Thanks to close collaborations with Apple, Microsoft, RIM (BlackBerry) engineers, and so on, Facebook-sponsored applications are available for a wide spectrum of mobile phones. An official Android app is in the works, Facebook has confirmed, with Facebook and Google working together on the software.

Some have scoffed that they’d never see the day when the two Silicon Valley titans pause the rivalry long enough to cooperate on a project. The truth is that they need each other, at least this time. Google needs to fill its Android application storefront with popular titles to stay relevant, and Facebook needs to ensure that mobile users can continue accessing core functionality from any device. It would be overstating the issue to suggest that, in one sense, they both need each other to beat each other, but in the case of this small victory, the brand win is important to both.

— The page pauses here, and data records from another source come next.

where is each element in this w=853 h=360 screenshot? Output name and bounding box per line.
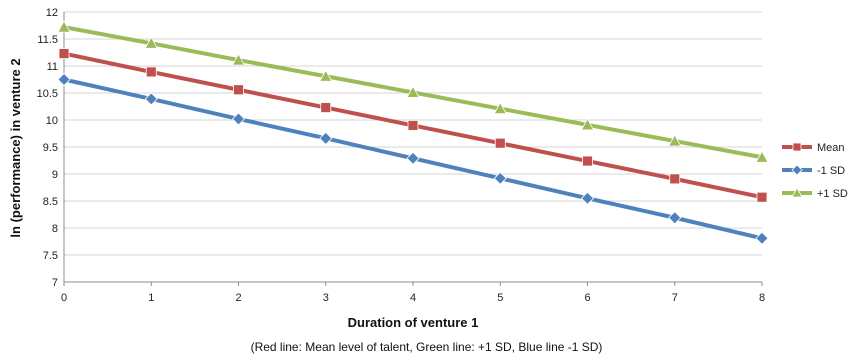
x-tick-label: 1: [148, 292, 154, 304]
data-point-+1 SD: [668, 134, 682, 147]
y-tick-label: 11: [47, 61, 58, 73]
data-point-Mean: [494, 137, 506, 149]
x-tick-labels: 0 1 2 3 4 5 6 7 8: [61, 292, 765, 304]
legend-marker: [792, 142, 802, 152]
x-tick-label: 8: [759, 292, 765, 304]
y-tick-label: 12: [46, 7, 58, 19]
x-tick-label: 0: [61, 292, 67, 304]
data-point-Mean: [58, 48, 70, 59]
y-tick-label: 10.5: [37, 88, 58, 100]
x-tick-label: 7: [672, 292, 678, 304]
x-tick-label: 2: [235, 292, 241, 304]
y-tick-label: 7: [52, 277, 58, 289]
x-tick-label: 3: [323, 292, 329, 304]
y-tick-labels: 7 7.5 8 8.5 9 9.5 10 10.5 11 11.5 12: [37, 7, 58, 289]
data-point--1 SD: [493, 171, 507, 185]
axes: [63, 12, 763, 286]
y-tick-label: 7.5: [43, 250, 58, 262]
x-axis-title: Duration of venture 1: [348, 315, 479, 330]
y-tick-label: 10: [46, 115, 58, 127]
data-point-Mean: [756, 191, 768, 203]
y-tick-label: 11.5: [37, 34, 58, 46]
plot-area: [57, 20, 769, 245]
x-tick-label: 5: [497, 292, 503, 304]
data-point-+1 SD: [57, 20, 71, 33]
data-point--1 SD: [755, 231, 769, 245]
data-point--1 SD: [231, 112, 246, 126]
legend-label: -1 SD: [817, 165, 845, 177]
y-axis-title: ln (performance) in venture 2: [8, 58, 23, 237]
legend-marker: [791, 187, 803, 198]
gridlines: [64, 11, 762, 283]
legend-marker: [791, 164, 803, 176]
data-point-Mean: [233, 84, 244, 96]
data-point--1 SD: [406, 151, 420, 165]
data-point-+1 SD: [319, 69, 333, 82]
data-point--1 SD: [580, 191, 595, 205]
y-tick-label: 8: [52, 223, 58, 235]
data-point-Mean: [669, 173, 681, 185]
data-point-+1 SD: [755, 150, 769, 163]
legend: Mean -1 SD +1 SD: [782, 142, 848, 200]
data-point-Mean: [145, 66, 157, 78]
data-point--1 SD: [668, 211, 682, 225]
data-point--1 SD: [57, 72, 71, 87]
y-tick-label: 9.5: [43, 142, 58, 154]
data-point--1 SD: [319, 131, 333, 145]
x-tick-label: 4: [410, 292, 416, 304]
data-point--1 SD: [144, 92, 158, 106]
figure-caption: (Red line: Mean level of talent, Green l…: [250, 340, 603, 354]
data-point-+1 SD: [144, 36, 158, 49]
y-tick-label: 8.5: [43, 196, 58, 208]
y-tick-label: 9: [52, 169, 58, 181]
data-point-Mean: [407, 120, 419, 131]
data-point-Mean: [320, 102, 332, 113]
legend-label: +1 SD: [817, 188, 848, 200]
legend-label: Mean: [817, 142, 845, 154]
data-point-+1 SD: [231, 53, 246, 66]
data-point-+1 SD: [406, 85, 420, 98]
x-tick-label: 6: [584, 292, 590, 304]
data-point-+1 SD: [580, 118, 595, 131]
data-point-+1 SD: [493, 101, 507, 115]
data-point-Mean: [582, 155, 593, 167]
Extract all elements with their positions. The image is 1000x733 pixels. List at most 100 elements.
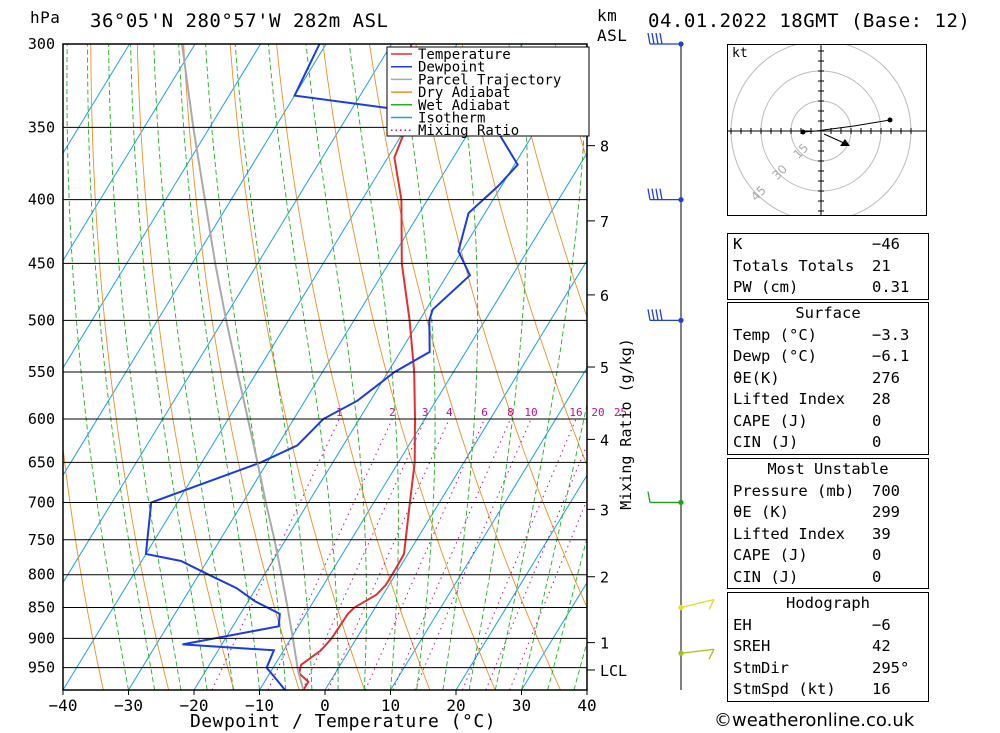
mixing-ratio-value-label: 16 [569,406,582,419]
wet-adiabat-line [468,44,528,690]
wind-barb-staff [680,648,715,654]
hodograph-ring-label: 30 [769,162,790,183]
wind-barb-feather [659,188,663,200]
wind-barb-feather [655,32,659,45]
wind-barb-feather [647,491,651,503]
location-title: 36°05'N 280°57'W 282m ASL [90,10,389,32]
pw-row: PW (cm) 0.31 [733,278,910,296]
temperature-tick-label: 40 [577,696,596,715]
mixing-ratio-value-label: 4 [446,406,453,419]
hodograph-params-row: EH −6 [733,615,891,634]
x-axis-label: Dewpoint / Temperature (°C) [190,711,496,732]
temperature-tick-label: −20 [180,696,209,715]
wet-adiabat-line [153,44,234,690]
dry-adiabat-line [695,44,721,690]
isotherm-line [390,366,587,690]
hodograph-ring-label: 45 [748,183,769,204]
pressure-tick-label: 900 [28,629,55,647]
wind-barb-feather [655,309,659,321]
mixing-ratio-line [461,418,577,690]
wind-barb [647,491,684,506]
surface-row: Temp (°C) −3.3 [733,325,910,344]
wet-adiabat-line [130,44,208,690]
most-unstable-row: CAPE (J) 0 [733,546,882,564]
temperature-tick-label: 20 [446,696,465,715]
hodograph-unit-label: kt [732,46,748,61]
surface-row: Lifted Index 28 [733,390,891,408]
datetime-title: 04.01.2022 18GMT (Base: 12) [648,10,971,32]
hodograph-params-table: Hodograph EH −6 SREH 42 StmDir 295° StmSpd … [727,592,929,702]
temperature-tick-label: −10 [245,696,274,715]
dry-adiabat-line [229,44,366,690]
storm-motion-marker [840,139,850,146]
temperature-tick-label: −40 [49,696,78,715]
most-unstable-row: Lifted Index 39 [733,524,891,543]
isotherm-line [259,152,587,690]
most-unstable-row: Pressure (mb) 700 [733,481,900,500]
height-tick-label: 5 [600,359,609,377]
legend-entry: Temperature [418,47,511,63]
wind-barb [678,648,715,660]
totals-totals-row: Totals Totals 21 [733,256,891,275]
hodograph-params-row: StmSpd (kt) 16 [733,680,891,698]
mixing-ratio-line [364,418,485,690]
dry-adiabat-line [415,44,587,609]
wind-barb [647,188,684,203]
mixing-ratio-value-label: 3 [422,406,429,419]
mixing-ratio-line [485,443,587,690]
isotherm-line [455,474,587,690]
footer-copyright[interactable]: ©weatheronline.co.uk [714,710,915,731]
pressure-tick-label: 500 [28,311,55,329]
temperature-tick-label: −30 [114,696,143,715]
wet-adiabat-line [108,44,182,690]
pressure-tick-label: 600 [28,410,55,428]
dry-adiabat-line [554,44,587,162]
indices-table: K −46 Totals Totals 21 PW (cm) 0.31 [727,233,929,300]
mixing-ratio-value-label: 2 [389,406,396,419]
wet-adiabat-line [305,44,367,690]
surface-table: Surface Temp (°C) −3.3 Dewp (°C) −6.1 θE(K… [727,302,929,455]
dry-adiabat-line [461,44,587,467]
dry-adiabat-line [90,44,170,690]
height-tick-label: LCL [600,662,627,680]
height-tick-label: 7 [600,213,609,231]
temperature-tick-label: 30 [512,696,531,715]
dry-adiabat-line [322,44,496,690]
isotherm-line [63,44,327,477]
hodograph-params-row: SREH 42 [733,637,891,655]
pressure-tick-label: 450 [28,254,55,272]
height-tick-label: 1 [600,635,609,653]
surface-row: θE(K) 276 [733,368,900,387]
wet-adiabat-line [178,44,260,690]
wind-barb [678,598,715,611]
hodograph-panel: kt 15 30 45 [727,40,927,222]
dry-adiabat-line [648,44,720,690]
pressure-tick-label: 800 [28,566,55,584]
temperature-profile [297,44,417,690]
dry-adiabat-line [63,444,104,690]
wet-adiabat-line [573,640,587,690]
temperature-tick-label: 0 [320,696,330,715]
surface-row: CIN (J) 0 [733,433,882,451]
height-tick-label: 6 [600,287,609,305]
wet-adiabat-line [442,44,479,690]
wind-barb-feather [651,188,655,200]
hodograph-params-title: Hodograph [786,594,870,612]
wet-adiabat-line [87,44,156,690]
wind-barb-dot [678,604,684,611]
height-tick-label: 4 [600,431,609,449]
wind-barb-feather [659,309,663,321]
legend-entry: Parcel Trajectory [418,72,561,88]
wet-adiabat-line [398,44,436,690]
isotherm-line [128,44,523,690]
most-unstable-row: θE (K) 299 [733,503,900,521]
pressure-tick-label: 550 [28,363,55,381]
mixing-ratio-value-label: 10 [524,406,537,419]
wind-barb [647,32,684,47]
wind-barb-flag [708,648,715,660]
temperature-tick-label: 10 [381,696,400,715]
mixing-ratio-line [267,418,393,690]
wind-barb-feather [647,309,651,321]
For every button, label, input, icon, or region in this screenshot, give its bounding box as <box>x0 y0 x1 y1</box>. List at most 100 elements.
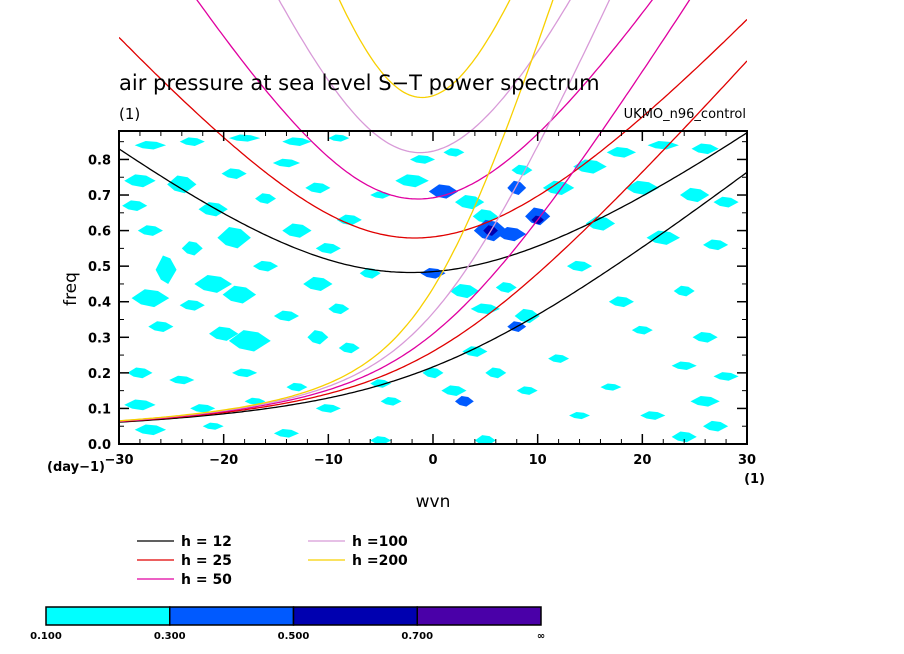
power-patch <box>646 230 681 245</box>
power-patch <box>228 330 271 352</box>
power-patch <box>703 239 729 251</box>
y-axis-label: freq <box>61 272 81 306</box>
legend-label: h =100 <box>352 534 408 550</box>
colorbar-label: 0.500 <box>278 631 310 642</box>
y-tick-label: 0.1 <box>88 402 111 417</box>
y-tick-label: 0.5 <box>88 260 111 275</box>
dispersion-curve-lower-h25 <box>119 60 747 423</box>
power-patch <box>328 303 350 315</box>
dispersion-curve-upper-h100 <box>278 0 571 154</box>
power-patch <box>640 411 666 420</box>
power-patch <box>221 168 247 180</box>
x-tick-label: 0 <box>428 453 437 468</box>
power-patch <box>124 174 156 188</box>
power-patch <box>202 422 224 430</box>
power-patch <box>167 175 197 194</box>
legend-label: h = 12 <box>181 534 232 550</box>
power-contour-patches <box>122 134 739 444</box>
x-tick-label: −20 <box>209 453 238 468</box>
power-patch <box>511 164 533 176</box>
y-tick-label: 0.8 <box>88 153 111 168</box>
power-patch <box>713 372 739 381</box>
power-patch <box>272 158 301 168</box>
power-patch <box>307 330 329 345</box>
power-patch <box>380 397 402 406</box>
power-patch <box>282 223 312 238</box>
power-patch <box>315 404 341 413</box>
power-patch <box>625 180 660 196</box>
power-patch <box>370 379 392 388</box>
power-patch <box>305 182 331 194</box>
legend-label: h = 50 <box>181 572 232 588</box>
power-patch <box>680 187 710 203</box>
colorbar-segment <box>416 606 542 626</box>
colorbar-segment <box>292 606 418 626</box>
power-patch <box>370 436 392 444</box>
power-patch <box>303 276 333 292</box>
power-patch <box>228 134 261 142</box>
power-patch <box>179 137 205 146</box>
power-patch <box>495 282 517 293</box>
power-patch <box>252 260 279 272</box>
power-patch <box>209 326 239 341</box>
dispersion-curve-lower-h12 <box>119 171 747 423</box>
x-tick-label: −30 <box>105 453 134 468</box>
power-patch <box>441 385 467 396</box>
power-patch <box>449 283 480 299</box>
power-patch <box>585 216 616 231</box>
power-patch <box>673 285 695 297</box>
power-patch <box>315 243 341 254</box>
power-patch <box>566 260 593 272</box>
power-patch <box>514 308 540 324</box>
power-patch <box>395 174 429 188</box>
dispersion-curve-lower-h200 <box>119 0 554 422</box>
colorbar-segment <box>169 606 295 626</box>
power-patch <box>474 435 496 444</box>
power-patch <box>370 191 392 199</box>
colorbar-label: 0.300 <box>154 631 186 642</box>
power-patch <box>548 354 570 363</box>
dispersion-curve-lower-h50 <box>119 0 691 422</box>
dispersion-curve-upper-h200 <box>338 0 511 99</box>
power-patch <box>454 195 485 210</box>
x-tick-label: −10 <box>314 453 343 468</box>
power-patch <box>131 289 170 308</box>
y-tick-label: 0.3 <box>88 331 111 346</box>
power-patch <box>134 424 167 436</box>
power-patch <box>217 227 251 249</box>
y-tick-label: 0.6 <box>88 225 111 240</box>
power-patch <box>169 375 195 385</box>
dispersion-curve-upper-h12 <box>119 132 747 274</box>
subtitle-model: UKMO_n96_control <box>624 107 746 122</box>
y-axis-ticks: 0.0 0.1 0.2 0.3 0.4 0.5 0.6 0.7 0.8 <box>88 141 747 453</box>
x-axis-label: wvn <box>416 492 451 512</box>
legend-label: h = 25 <box>181 553 232 569</box>
power-patch <box>713 196 739 208</box>
colorbar-label: 0.700 <box>401 631 433 642</box>
colorbar-segment <box>45 606 171 626</box>
power-patch <box>496 227 527 242</box>
power-patch <box>462 346 488 357</box>
x-tick-label: 30 <box>738 453 756 468</box>
dispersion-curves <box>119 0 747 423</box>
x-tick-label: 10 <box>529 453 547 468</box>
power-patch <box>155 255 177 284</box>
chart-title: air pressure at sea level S−T power spec… <box>119 71 600 95</box>
colorbar-label: 0.100 <box>30 631 62 642</box>
y-tick-label: 0.4 <box>88 296 111 311</box>
power-patch <box>328 134 350 142</box>
power-patch <box>647 140 679 150</box>
power-patch <box>608 296 634 308</box>
power-patch <box>569 411 590 420</box>
power-patch <box>148 321 174 332</box>
x-axis-ticks: −30 −20 −10 0 10 20 30 <box>105 131 756 468</box>
y-unit-label: (day−1) <box>47 460 105 475</box>
power-patch <box>282 137 312 146</box>
dispersion-curve-upper-h50 <box>196 0 654 200</box>
power-patch <box>542 180 575 196</box>
y-tick-label: 0.0 <box>88 438 111 453</box>
power-patch <box>690 395 720 407</box>
colorbar-label: ∞ <box>537 631 545 642</box>
power-patch <box>671 431 697 443</box>
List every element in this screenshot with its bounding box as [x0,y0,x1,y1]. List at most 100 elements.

Facebook for Android is expected to launch with fewer features than its iPhone counterpart, TechCrunch reports. If their tip is correct, users may have to make do without the message in-box. However, Facebook for Android will center on the familiar activity feed and status updates, and is said to be powered by Facebook’s Stream API.

We’ll see what transpires when the application materializes, so stay tuned for an update and hands-on review in the near future. Neither Facebook nor Google would share a release date, but a Facebook representative told CNET that the app is coming “soon.”

Android has the strong Fbook app from developer NextMobile Web (covered here), but with all due respect, it’s akin to serving margarine instead of butter; margarine salts and fattens just fine, but we all know it’s not the same thing.